See? Not just bots—there’s plenty of human-driven invalid traffic to go around. 

Recently, buy- and sell-side measurement provider Integral Ad Science (IAS) dropped the term “Fraud” from its well-read reports and embraced the more inclusive Invalid Traffic label instead. The third-party measurement provider stated that it aimed to “create a clear distinction that invalid traffic is not always malicious—some of the time, it’s benign non-human traffic (GIVT).” 

In accordance with MRC IVT measurement standards—which need to be followed to receive accreditation—certified IVT measurement services must subtract GIVT from the overall IVT count for reporting and billing in the ad ecosystem.

However, a lot of bundled IVT numbers—that is, GIVT + SIVT—are tossed around the industry, garnering super-sensational headlines. “It’s all bots, BOTS! No ads are ever seen!” No surprise that many in the industry—particularly media buyers—still associate all IVT with “bad bots” and “fraud.” 

Getting recognized

Thing is, a lot of GIVT—such as well-known crawlers—are easily identified with domains shared on public lists. They’re easy to filter out and avoid serving ads to. 

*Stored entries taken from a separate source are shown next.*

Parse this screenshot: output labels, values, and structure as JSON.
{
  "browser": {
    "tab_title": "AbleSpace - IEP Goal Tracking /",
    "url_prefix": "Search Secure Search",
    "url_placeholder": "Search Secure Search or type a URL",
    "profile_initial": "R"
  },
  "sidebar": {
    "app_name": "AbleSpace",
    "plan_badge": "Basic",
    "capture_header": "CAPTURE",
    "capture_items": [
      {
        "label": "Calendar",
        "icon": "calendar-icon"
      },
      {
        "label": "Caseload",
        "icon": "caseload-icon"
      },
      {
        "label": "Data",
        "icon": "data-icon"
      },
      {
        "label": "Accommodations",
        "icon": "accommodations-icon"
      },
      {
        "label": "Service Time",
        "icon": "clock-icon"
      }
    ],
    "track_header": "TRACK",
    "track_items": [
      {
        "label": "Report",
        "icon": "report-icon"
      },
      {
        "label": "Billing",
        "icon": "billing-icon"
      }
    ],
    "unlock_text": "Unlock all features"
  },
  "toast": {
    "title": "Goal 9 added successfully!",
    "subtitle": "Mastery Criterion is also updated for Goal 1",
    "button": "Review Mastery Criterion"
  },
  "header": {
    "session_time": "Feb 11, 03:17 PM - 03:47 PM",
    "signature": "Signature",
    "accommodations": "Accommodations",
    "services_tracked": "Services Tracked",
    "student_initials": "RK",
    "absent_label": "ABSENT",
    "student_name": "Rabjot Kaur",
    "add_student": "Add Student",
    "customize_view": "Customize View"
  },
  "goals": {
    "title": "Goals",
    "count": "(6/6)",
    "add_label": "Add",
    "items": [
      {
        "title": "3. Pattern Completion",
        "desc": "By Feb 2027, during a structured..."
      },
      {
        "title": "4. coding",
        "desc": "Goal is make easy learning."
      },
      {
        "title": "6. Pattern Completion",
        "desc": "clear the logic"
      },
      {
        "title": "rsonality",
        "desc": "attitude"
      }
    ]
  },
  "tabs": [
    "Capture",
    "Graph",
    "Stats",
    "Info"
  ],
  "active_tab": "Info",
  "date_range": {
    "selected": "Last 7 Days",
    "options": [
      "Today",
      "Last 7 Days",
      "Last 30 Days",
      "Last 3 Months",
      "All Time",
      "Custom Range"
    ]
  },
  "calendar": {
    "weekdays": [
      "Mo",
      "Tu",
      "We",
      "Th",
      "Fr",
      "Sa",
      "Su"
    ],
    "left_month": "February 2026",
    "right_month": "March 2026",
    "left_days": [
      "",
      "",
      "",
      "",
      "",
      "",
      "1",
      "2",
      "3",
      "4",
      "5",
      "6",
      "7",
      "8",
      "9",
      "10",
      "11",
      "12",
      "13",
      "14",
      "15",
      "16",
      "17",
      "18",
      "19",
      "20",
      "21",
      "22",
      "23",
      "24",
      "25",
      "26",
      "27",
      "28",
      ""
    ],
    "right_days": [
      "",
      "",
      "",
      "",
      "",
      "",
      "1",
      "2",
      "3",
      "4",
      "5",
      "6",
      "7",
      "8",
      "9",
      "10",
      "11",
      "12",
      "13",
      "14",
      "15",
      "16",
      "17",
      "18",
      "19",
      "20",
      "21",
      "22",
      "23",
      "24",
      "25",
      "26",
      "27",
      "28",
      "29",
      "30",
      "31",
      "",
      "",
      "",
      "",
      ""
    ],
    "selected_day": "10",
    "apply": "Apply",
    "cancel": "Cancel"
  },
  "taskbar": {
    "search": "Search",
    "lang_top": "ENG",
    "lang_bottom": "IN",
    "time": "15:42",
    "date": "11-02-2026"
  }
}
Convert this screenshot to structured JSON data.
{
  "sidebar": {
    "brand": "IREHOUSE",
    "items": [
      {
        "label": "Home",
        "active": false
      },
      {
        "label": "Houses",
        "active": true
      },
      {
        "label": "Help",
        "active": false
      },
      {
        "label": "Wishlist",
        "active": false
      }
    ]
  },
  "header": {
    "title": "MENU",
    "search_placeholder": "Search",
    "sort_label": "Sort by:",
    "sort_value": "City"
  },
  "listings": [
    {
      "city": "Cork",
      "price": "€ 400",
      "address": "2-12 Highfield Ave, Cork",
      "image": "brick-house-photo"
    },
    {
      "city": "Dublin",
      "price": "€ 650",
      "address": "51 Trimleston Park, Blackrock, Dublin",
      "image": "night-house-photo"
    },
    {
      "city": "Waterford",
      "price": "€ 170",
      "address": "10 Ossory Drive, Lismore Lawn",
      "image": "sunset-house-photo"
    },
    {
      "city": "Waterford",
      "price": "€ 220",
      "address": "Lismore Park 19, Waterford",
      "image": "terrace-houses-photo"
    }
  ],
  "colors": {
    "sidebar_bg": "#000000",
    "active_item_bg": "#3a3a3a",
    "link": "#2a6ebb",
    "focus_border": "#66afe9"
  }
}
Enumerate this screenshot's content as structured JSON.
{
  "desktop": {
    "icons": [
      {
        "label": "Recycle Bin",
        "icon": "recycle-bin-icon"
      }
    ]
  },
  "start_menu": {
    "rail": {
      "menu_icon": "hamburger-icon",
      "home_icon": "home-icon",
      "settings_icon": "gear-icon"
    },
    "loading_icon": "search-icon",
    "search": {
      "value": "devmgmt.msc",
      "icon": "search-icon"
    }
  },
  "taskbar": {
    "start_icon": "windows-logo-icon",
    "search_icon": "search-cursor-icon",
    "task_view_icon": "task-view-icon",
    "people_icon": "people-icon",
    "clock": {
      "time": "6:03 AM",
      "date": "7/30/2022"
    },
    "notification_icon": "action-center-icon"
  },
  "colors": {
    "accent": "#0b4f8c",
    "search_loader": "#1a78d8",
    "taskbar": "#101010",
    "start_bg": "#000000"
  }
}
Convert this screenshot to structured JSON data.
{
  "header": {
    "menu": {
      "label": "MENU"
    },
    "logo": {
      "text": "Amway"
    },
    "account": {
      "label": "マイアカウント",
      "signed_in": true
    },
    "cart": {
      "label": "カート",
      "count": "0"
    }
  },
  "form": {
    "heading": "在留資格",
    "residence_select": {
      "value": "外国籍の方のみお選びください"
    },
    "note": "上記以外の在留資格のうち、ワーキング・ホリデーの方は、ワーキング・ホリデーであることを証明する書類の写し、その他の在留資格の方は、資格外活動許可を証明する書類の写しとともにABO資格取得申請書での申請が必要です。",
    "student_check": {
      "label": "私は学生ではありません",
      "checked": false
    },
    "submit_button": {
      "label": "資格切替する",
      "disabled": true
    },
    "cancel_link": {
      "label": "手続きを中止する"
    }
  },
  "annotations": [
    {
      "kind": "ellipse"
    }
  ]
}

The Media Trust doesn’t have that luxury—if we made our tracking domains and IP addresses publicly available, bad actors would jump all over them and make our protective measures absolutely useless. Even if we did expose ourselves to these lists, platforms would opt to not serve ads to our bots, which would mean we would stop seeing programmatic ads and our effectiveness would plummet. 

We tirelessly work to obscure details that identify our Media Scanner to bad actors so that we can offer the most accurate view of malware across the ecosystem, and find the sophisticated threats that actively evade known blockers and scanners (which of course fuels our Media Filter real-time blocker). 

So we work directly with publishers and major ad tech players to help them identify The Media Trust’s traffic—on a post-impression basis as well as in real time. This includes several MRC-certified measurement providers. The last thing we want is to aggravate our publisher or ad tech partners’ headaches around IVT. 

But say a partner comes your way with some IVT numbers that seem larger than life—here are a few simple steps to take.

  • Ask what measurement company is the source of the data, and whether they delineate between GIVT and SIVT. Note that MRC-certified vendors are supposed to be able to identify and then remove GIVT from their IVT reports.
  • If you can or are willing, show your own traffic measurement with and without GIVT stripped out. Chances are, the large number will correspond with your traffic that includes GIVT.